Sans préjudice de l'application du précompte immobilier, les revenus immobiliers sont considérés, en vertu
de l'article 37, alinéa 1er du CIR92, comme des revenus professionnels lorsque les biens immobiliers
concernés sont affectés à l'exercice de l'activité professionnelle du bénéficiaire desdits revenus.
En vertu de l'article 90, 1° du CIR92, les revenus divers comprennent les bénéfices ou profits, quelle que
soit leur qualification, qui résultent, même occasionnellement ou fortuitement, de prestations, opérations
ou spéculations quelconques ou de services rendus à des tiers, en dehors de l'exercice d'une activité
professionnelle, à l'exclusion des opérations de gestion normale d'un patrimoine privé consistant en biens
immobiliers, valeurs de portefeuille et objets mobiliers.
La Cour tire de ces différentes dispositions la conséquence suivante : les revenus de biens immobiliers qui
sont donnés en location entrent dans la catégorie des revenus immobiliers au sens des articles 6 et 7 du
CIR92 et sont soumis à ce titre, s'ils ne tombent dans le champ d'application de l'article 37, alinéa 1er du
CIR92, au régime ordinaire de taxation des revenus immobiliers à l'impôt des personnes physiques, sans
pouvoir être imposés à titre de revenus divers sur la base de l'article 90, 1° du CIR92.

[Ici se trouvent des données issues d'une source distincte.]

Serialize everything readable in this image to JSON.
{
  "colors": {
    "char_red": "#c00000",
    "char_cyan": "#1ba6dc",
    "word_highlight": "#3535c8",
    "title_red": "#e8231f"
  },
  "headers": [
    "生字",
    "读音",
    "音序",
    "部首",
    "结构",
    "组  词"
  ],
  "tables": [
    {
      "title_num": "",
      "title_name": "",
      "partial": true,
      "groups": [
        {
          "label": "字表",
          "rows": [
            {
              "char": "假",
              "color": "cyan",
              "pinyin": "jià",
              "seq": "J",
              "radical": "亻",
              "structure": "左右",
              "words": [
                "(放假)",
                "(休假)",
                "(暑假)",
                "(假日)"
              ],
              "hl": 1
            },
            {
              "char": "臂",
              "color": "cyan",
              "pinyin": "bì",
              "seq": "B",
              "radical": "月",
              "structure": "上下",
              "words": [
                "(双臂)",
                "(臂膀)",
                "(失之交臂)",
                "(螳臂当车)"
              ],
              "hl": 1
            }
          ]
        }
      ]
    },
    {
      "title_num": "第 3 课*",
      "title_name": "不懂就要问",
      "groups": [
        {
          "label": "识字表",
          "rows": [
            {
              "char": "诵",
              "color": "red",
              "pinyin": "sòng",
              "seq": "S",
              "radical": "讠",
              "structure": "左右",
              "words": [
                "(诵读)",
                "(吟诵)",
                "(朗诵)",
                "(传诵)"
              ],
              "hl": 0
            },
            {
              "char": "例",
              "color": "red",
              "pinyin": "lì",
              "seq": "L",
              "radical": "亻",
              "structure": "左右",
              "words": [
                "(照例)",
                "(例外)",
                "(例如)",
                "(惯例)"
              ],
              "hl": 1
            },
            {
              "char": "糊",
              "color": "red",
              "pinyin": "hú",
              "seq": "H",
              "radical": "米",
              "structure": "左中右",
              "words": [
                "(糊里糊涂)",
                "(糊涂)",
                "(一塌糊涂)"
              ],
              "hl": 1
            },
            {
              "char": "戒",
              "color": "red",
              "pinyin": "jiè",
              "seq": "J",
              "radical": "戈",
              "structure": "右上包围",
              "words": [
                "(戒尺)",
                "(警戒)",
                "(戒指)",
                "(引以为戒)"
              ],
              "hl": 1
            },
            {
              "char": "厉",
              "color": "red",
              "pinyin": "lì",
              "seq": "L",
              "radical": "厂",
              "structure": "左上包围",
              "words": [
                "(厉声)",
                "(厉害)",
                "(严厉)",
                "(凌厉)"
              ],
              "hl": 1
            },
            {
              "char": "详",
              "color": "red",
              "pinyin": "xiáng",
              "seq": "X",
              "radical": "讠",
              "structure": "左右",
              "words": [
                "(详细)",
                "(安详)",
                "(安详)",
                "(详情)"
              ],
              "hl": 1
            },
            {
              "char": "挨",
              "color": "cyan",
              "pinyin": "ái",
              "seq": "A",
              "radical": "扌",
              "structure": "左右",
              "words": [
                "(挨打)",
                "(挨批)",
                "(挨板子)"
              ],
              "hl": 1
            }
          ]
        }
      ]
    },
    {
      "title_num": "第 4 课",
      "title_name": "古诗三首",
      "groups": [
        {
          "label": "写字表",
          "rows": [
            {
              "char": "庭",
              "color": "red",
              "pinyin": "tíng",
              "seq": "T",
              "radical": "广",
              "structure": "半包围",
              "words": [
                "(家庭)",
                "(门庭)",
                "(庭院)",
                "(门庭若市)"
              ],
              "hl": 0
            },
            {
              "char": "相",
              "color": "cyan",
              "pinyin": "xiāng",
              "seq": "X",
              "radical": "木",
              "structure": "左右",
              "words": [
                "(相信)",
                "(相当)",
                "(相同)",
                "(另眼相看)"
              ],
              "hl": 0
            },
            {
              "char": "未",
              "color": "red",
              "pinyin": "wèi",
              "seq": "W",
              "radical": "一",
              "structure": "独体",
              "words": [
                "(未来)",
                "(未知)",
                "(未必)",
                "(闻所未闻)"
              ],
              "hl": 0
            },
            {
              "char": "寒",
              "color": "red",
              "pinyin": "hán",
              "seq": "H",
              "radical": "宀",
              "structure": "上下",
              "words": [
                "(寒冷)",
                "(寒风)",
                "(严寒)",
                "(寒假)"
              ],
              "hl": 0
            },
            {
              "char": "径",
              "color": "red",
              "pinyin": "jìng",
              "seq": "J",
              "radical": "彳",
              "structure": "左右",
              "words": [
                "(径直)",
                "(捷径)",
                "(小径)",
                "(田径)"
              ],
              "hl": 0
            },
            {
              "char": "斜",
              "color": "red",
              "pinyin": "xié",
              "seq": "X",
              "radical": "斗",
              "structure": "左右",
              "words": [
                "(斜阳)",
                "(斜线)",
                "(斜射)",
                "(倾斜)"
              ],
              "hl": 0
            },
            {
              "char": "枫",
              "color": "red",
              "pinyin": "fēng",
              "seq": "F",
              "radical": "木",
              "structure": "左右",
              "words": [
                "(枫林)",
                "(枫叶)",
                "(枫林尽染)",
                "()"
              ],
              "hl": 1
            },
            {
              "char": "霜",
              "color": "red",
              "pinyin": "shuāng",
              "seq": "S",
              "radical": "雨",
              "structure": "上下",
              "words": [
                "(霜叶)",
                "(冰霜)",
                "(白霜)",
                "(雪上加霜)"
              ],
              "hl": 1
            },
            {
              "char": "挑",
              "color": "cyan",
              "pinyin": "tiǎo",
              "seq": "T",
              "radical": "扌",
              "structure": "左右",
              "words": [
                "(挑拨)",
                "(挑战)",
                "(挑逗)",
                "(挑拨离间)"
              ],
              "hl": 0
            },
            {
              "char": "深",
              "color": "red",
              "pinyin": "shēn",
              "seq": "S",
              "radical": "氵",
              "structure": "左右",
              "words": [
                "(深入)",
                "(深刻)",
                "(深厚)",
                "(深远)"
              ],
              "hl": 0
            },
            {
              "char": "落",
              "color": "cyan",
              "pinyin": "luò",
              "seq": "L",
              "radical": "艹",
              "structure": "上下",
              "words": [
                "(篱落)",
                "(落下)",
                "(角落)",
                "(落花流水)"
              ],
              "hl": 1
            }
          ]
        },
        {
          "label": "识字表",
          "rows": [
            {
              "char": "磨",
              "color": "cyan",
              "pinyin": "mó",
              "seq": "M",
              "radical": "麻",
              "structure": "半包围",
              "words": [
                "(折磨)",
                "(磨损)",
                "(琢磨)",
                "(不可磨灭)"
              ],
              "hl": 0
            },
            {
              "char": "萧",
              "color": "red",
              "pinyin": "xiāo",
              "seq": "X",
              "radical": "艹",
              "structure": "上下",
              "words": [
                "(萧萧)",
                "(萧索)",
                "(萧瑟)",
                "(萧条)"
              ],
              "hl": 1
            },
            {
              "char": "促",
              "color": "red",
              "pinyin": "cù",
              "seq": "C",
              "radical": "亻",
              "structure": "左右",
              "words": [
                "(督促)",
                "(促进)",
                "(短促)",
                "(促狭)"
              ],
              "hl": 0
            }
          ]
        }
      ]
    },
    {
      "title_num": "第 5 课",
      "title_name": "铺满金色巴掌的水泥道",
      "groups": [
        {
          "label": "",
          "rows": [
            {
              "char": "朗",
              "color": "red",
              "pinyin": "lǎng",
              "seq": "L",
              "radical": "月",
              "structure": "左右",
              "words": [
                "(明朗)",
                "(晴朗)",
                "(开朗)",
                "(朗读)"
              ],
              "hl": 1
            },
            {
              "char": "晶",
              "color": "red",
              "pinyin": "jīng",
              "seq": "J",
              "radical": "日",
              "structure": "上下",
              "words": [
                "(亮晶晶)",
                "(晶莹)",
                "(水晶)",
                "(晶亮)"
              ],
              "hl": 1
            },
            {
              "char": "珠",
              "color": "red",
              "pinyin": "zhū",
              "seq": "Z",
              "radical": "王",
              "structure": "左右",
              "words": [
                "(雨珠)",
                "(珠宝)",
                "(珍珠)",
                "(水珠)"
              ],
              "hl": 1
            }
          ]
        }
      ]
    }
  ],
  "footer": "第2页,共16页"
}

Dès lors, pour la Cour de cassation, en considérant que :
«Même si l'article 7, § 1er, 2°, a), du CIR92 ne précise pas qu'il est applicable sans préjudice de l'article
90, 1°, des revenus de la location de biens immobiliers bâtis dépendant du patrimoine propre d'un
contribuable assujetti à l'impôt des personnes physiques peuvent être qualifiés de revenus divers […], dès
lors qu'ils proviennent d'activités dépassant le cadre de la gestion normale du patrimoine privé, mais sans
avoir le caractère d'activités professionnelles», et en en déduisant que :
«C'est à bon droit que l'Administration fiscale et, à sa suite, le premier juge ont estimé que les produits de
la location de ces biens immobiliers devaient être qualifiés de revenus divers», la Cour d’appel de Mons a
violé ces différentes dispositions légales.
Il faut noter que la décision de la Cour de cassation va à l’encontre des conclusions du procureur général.
Cette théorie de la contrainte (ou théorie des «sources») a déjà été consacrée à plusieurs reprises par la
Cour de cassation.
Elle a ainsi décidé que :

si les conditions sont remplies pour imposer un revenu (en l’espèce des plus-values sur actions ou
parts) à titre de revenu professionnel, le revenu ne peut être imposé comme revenu divers
(Cassation, 14 décembre 2007, www.monKEY.be);

un revenu de la location, de l’affermage, de l’usage ou de la concession d’un bien mobilier qui
constitue un revenu mobilier en vertu de l’article 17, § 1er, 3° du CIR92 ne peut être taxé comme
un revenu divers (Cassation 22 janvier 2010, www.monKEY.be).
La Cour a émis une réserve pour les revenus exonérés : ainsi les revenus qui sont expressément
exonérés d’impôt par la loi comme revenus mobiliers (en l’espèce des bonis de liquidation qui à l’époque
était exonérés en vertu de l’ancien article 21, 2° du CIR92) peuvent être imposés comme revenus divers
(Cassation, 6 mai 2011, www.monKEY.be).
Conclusion : en aucun cas, un revenu locatif ne peut être taxé au taux distinct de 33% (revenus divers).
En l’espèce, le couple sera taxé sur le revenu cadastral majoré de 40 % (location à des personnes
physiques n’affectant pas l’immeuble à des fins professionnelles).
Si l’Administration avait maintenu sa position initiale, elle aurait pu taxer le couple aux taux progressifs sur
le montant net des loyers, ces derniers étant considérés alors comme des revenus professionnels.